S’il ne doit pas prouver sa solvabilité de manière stricte, le débiteur ne peut toutefois se contenter de simples allégations, mais doit fournir des indices tels que les récépissés de paiements, des justificatifs de moyens financiers à sa disposition, des listes de ses débiteurs, un extrait du registre des poursuites, des comptes annuels récents avec bilan intermédiaire, cette liste n’étant pas exhaustive. Il faut examiner concrètement la situation du débiteur, par comparaison entre ses actifs et ses passifs. Des difficultés momentanées de trésorerie, même si elles amènent un retard dans le paiement des dettes, ne sont pas à elles seules un indice d’insolvabilité. A l’inverse, l‘absence de poursuite en cours n’est pas une preuve absolue de solvabilité; elle constitue toutefois un indice sérieux de la capacité du débiteur de s’acquitter de ses engagements échus, en particulier lorsqu’il s’agit d’une personne physique (CPF, 2 octobre 2008/483; CPF, 13 juin 2002/229).
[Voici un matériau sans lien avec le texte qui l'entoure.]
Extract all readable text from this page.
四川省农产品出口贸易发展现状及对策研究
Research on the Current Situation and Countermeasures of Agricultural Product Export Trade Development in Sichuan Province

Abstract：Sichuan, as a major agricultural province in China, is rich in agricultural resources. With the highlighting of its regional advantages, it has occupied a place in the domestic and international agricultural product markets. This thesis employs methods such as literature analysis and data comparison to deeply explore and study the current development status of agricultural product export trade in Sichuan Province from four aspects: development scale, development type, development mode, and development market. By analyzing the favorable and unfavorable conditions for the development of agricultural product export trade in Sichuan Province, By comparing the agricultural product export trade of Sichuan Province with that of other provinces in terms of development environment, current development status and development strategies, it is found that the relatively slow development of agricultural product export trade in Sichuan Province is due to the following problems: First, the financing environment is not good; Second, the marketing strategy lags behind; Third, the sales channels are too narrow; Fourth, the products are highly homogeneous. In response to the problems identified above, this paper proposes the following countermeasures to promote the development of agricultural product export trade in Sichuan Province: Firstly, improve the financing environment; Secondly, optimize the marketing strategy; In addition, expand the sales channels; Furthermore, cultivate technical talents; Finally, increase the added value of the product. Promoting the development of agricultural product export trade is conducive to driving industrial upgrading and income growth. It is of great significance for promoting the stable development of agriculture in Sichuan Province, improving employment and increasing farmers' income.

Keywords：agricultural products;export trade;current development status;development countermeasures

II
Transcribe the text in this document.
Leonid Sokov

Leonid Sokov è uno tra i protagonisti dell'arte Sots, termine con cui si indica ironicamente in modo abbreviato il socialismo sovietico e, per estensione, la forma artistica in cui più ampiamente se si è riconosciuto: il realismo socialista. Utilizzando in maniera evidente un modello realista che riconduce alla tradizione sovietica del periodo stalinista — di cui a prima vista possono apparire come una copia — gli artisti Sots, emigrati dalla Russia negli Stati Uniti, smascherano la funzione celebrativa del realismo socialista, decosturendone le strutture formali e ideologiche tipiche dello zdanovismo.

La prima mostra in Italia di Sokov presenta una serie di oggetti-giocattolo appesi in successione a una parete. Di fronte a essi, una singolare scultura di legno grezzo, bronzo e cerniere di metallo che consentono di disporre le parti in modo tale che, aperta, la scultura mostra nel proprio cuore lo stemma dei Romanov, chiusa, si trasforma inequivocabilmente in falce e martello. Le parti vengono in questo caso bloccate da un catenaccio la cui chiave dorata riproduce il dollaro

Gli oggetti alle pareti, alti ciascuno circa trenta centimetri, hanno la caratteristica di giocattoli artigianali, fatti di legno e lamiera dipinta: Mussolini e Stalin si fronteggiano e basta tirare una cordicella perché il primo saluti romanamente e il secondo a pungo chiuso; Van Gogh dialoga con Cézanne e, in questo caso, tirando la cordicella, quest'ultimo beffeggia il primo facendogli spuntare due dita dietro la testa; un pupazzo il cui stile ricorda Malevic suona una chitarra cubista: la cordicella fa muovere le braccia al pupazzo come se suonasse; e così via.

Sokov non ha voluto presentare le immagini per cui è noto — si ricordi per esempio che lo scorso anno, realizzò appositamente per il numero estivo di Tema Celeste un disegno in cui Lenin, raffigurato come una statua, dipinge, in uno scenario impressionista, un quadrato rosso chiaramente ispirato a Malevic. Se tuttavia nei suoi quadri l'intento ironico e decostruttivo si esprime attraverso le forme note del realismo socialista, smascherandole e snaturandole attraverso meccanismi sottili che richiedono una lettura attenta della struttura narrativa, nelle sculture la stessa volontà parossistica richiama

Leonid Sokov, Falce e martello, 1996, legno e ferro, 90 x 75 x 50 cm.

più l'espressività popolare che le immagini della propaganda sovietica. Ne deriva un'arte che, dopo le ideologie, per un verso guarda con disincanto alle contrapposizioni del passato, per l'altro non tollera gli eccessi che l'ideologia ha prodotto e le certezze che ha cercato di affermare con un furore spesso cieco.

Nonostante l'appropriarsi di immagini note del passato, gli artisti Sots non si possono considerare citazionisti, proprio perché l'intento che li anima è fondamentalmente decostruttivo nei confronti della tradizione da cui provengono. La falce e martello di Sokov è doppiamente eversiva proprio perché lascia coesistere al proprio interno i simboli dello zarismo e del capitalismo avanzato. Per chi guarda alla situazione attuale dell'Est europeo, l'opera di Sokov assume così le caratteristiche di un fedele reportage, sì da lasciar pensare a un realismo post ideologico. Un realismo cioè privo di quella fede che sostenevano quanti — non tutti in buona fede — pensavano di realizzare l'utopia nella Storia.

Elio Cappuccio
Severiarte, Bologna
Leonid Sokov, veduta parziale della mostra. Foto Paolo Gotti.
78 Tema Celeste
c) En l’espèce, la recourante a établi avoir en quelques jours réglé toutes les poursuites en cours. Au vu des principes exposés précédemment, il y a lieu de constater que la recourante a rendu vraisemblable sa solvabilité. La seconde condition posée par la loi pour annuler la faillite est ainsi réalisée.

IV. Le recours doit donc être admis et le jugement de première instance annulé en ce sens que la faillite de G.________ Sàrl n’est pas prononcée. Il est confirmé pour le surplus, c’est-à-dire en ce qui concerne les frais de première instance, la décision du premier juge étant alors justifiée.

Les frais judiciaires de deuxième instance, arrêtés à 300 fr., compensés avec l'avance de frais effectuée, sont mis à la charge de la recourante. Il n'est pas alloué de dépens de deuxième instance.

Par ces motifs, la Cour des poursuites et faillites du Tribunal cantonal, statuant à huis clos en sa qualité d'autorité de recours en matière sommaire de poursuites et de faillite, prononce :

I. Le recours est admis.

II. Le jugement est annulé en ce sens que la faillite de G.________ Sàrl n’est pas prononcée.

Il est confirmé pour le surplus.

III. Les frais judiciaires de deuxième instance, arrêtés à 300 fr. (trois cents francs), sont mis à la charge de la recourante G.________ Sàrl.

IV. Il n'est pas alloué de dépens de deuxième instance.

V. L’arrêt est exécutoire.

Le président : La greffière :

Du 14 septembre 2012

L'arrêt qui précède, dont la rédaction a été approuvée à huis clos, prend date de ce jour.

Il est notifié, par l'envoi de photocopies, à :

‑ Me Philippe Liechti, avocat (pour G.________ Sàrl), ‑ H.________ SA,

M. le Préposé à l'Office des poursuites de Lausanne,

M. le Préposé à l'Office des faillites de l'arrondissement de Lausanne.

Le présent arrêt peut faire l'objet d'un recours en matière civile devant le Tribunal fédéral au sens des art. 72 ss LTF (loi du 17 juin 2005 sur le Tribunal fédéral – RS 173.110). Ce recours doit être déposé devant le Tribunal fédéral dans les trente jours qui suivent la présente notification (art. 100 al. 1 LTF).

Cet arrêt est communiqué, par l'envoi de photocopies, à :

Mme la Conservatrice du Registre foncier, Office de Lausanne,

M. le Préposé au Registre du Commerce du canton de Vaud,

et communiqué à :

‑ M. le Président du Tribunal d'arrondissement de Lausanne.